Depending on how long you sleep at night, you can expect more or less complete sleep cycles. For a sleep duration of 6 hours, for example, it would be exactly 4 cycles (4x 90 minutes = 6 hours)
Our sleep cycles in everyday life
Now that you know how your body’s sleep cycles work, you may already be able to imagine what happens when the alarm goes off. Let’s say you go to bed at 11pm and your alarm rings at 6:30 in the morning. If you need about 15 minutes to fall asleep, you’ll get 7 hours and 15 minutes of sleep before your alarm goes off. What initially sounds like enough sleep turns out to be problematic with regard to the sleep phases:
At about 5.15 am (after 6 hours), your body had completed the fourth sleep cycle. When your alarm rings, you’re in the 75th minute of a new cycle, exactly in REM sleep. So with a high degree of probability, you will be torn exactly out of your dreams and the sleep phase will be stopped before completion. The result: we feel as if we have been hit by a truck.

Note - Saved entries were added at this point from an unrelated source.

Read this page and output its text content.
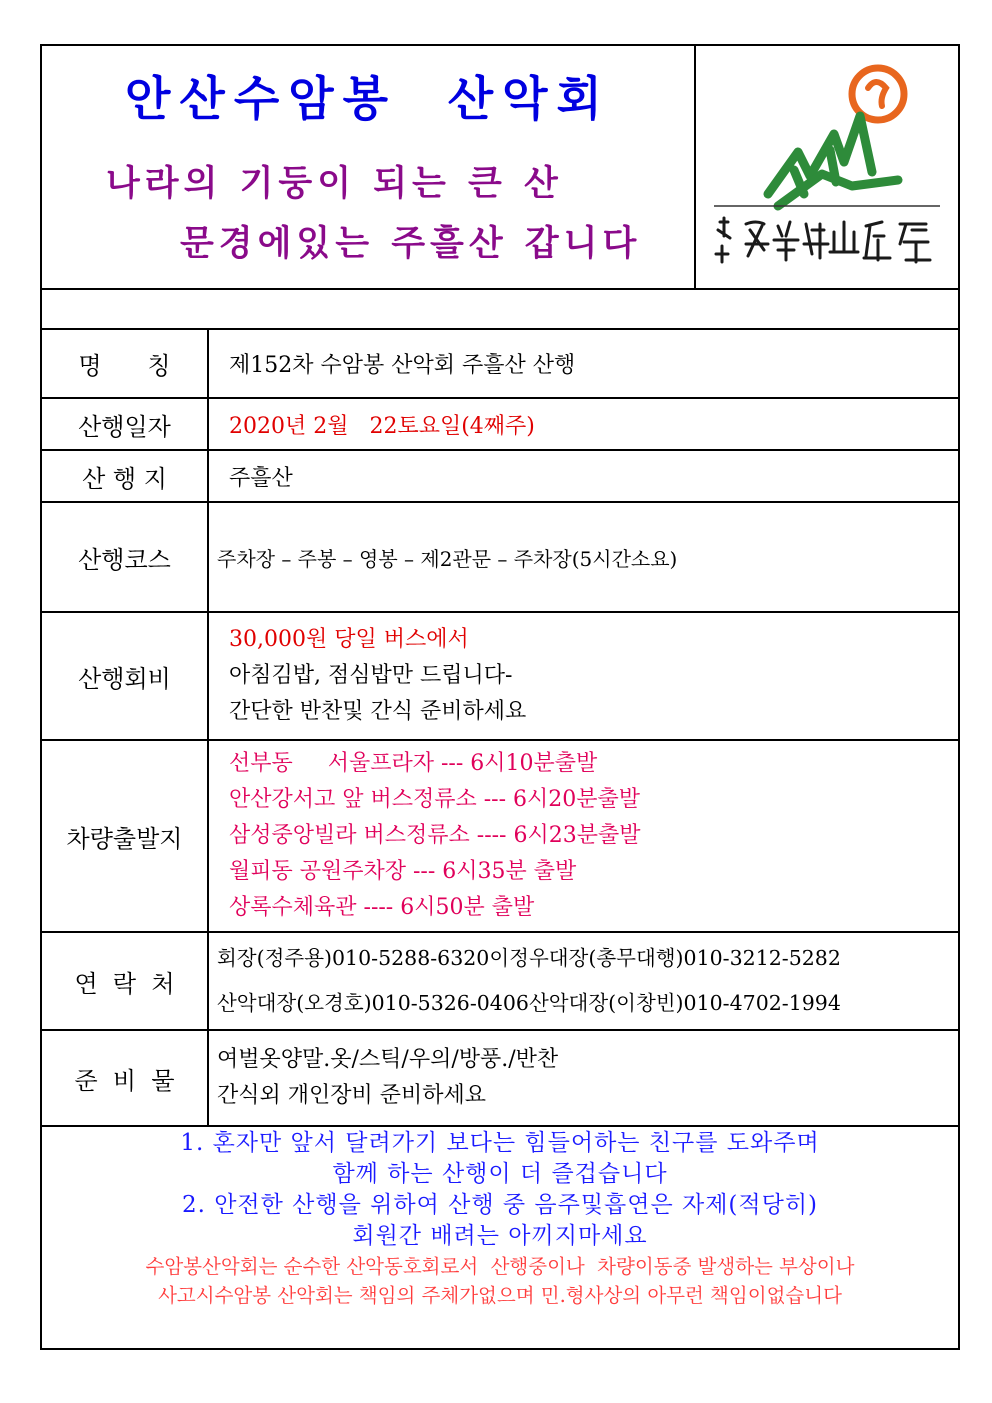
안산수암봉  산악회
나라의 기둥이 되는 큰 산
문경에있는 주흘산 갑니다
명      칭	제152차 수암봉 산악회 주흘산 산행
산행일자	2020년 2월   22토요일(4째주)
산 행 지	주흘산
산행코스	주차장 – 주봉 – 영봉 – 제2관문 – 주차장(5시간소요)
산행회비	30,000원 당일 버스에서
아침김밥, 점심밥만 드립니다-
간단한 반찬및 간식 준비하세요

차량출발지	선부동     서울프라자 --- 6시10분출발
안산강서고 앞 버스정류소 --- 6시20분출발
삼성중앙빌라 버스정류소 ---- 6시23분출발
월피동 공원주차장 --- 6시35분 출발
상록수체육관 ---- 6시50분 출발

연  락  처	회장(정주용)010-5288-6320이정우대장(총무대행)010-3212-5282
산악대장(오경호)010-5326-0406산악대장(이창빈)010-4702-1994

준  비  물	여벌옷양말.옷/스틱/우의/방풍./반찬
간식외 개인장비 준비하세요
1. 혼자만 앞서 달려가기 보다는 힘들어하는 친구를 도와주며
함께 하는 산행이 더 즐겁습니다
2. 안전한 산행을 위하여 산행 중 음주및흡연은 자제(적당히)
회원간 배려는 아끼지마세요
수암봉산악회는 순수한 산악동호회로서  산행중이나  차량이동중 발생하는 부상이나
사고시수암봉 산악회는 책임의 주체가없으며 민.형사상의 아무런 책임이없습니다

How we can use sleep cycles
Surely you can already imagine it. The trick is to avoid awakening during REM sleep, and at best go through every sleep cycle to the end.
What may sound complicated at first glance, is ultimately relatively simple. Just choose a sleep duration that is divisible by 90 minutes (1.5 hours). Healthy sleep lengths would thus be 6 hours, 7.5 hours, 9 hours and so on. If you think about how long it takes you to fall asleep, you can easy calculate your perfect bed time.
Some example: You have to get up at 7:00 am and want to sleep for 7.5 hours. That means you should go to bed at 11:15 pm. You’ll see that when you wake up, you’ll feel a lot fitter when your sleep cycle is complete and you’re not torn from sleep. So give it a try.
In a nutshell
As we sleep, we go through several sleep cycles made up of periods of light and deep sleep. Each of these sleep cycles takes about 90 minutes. If we wake up before completing a cycle, for example in the middle of deep sleep or REM sleep, we feel uncomfortable and uneaten.
By adjusting our sleep patterns to the duration of the sleep cycles, we can significantly increase our sleep and wake-up quality and thus start the day with more energy.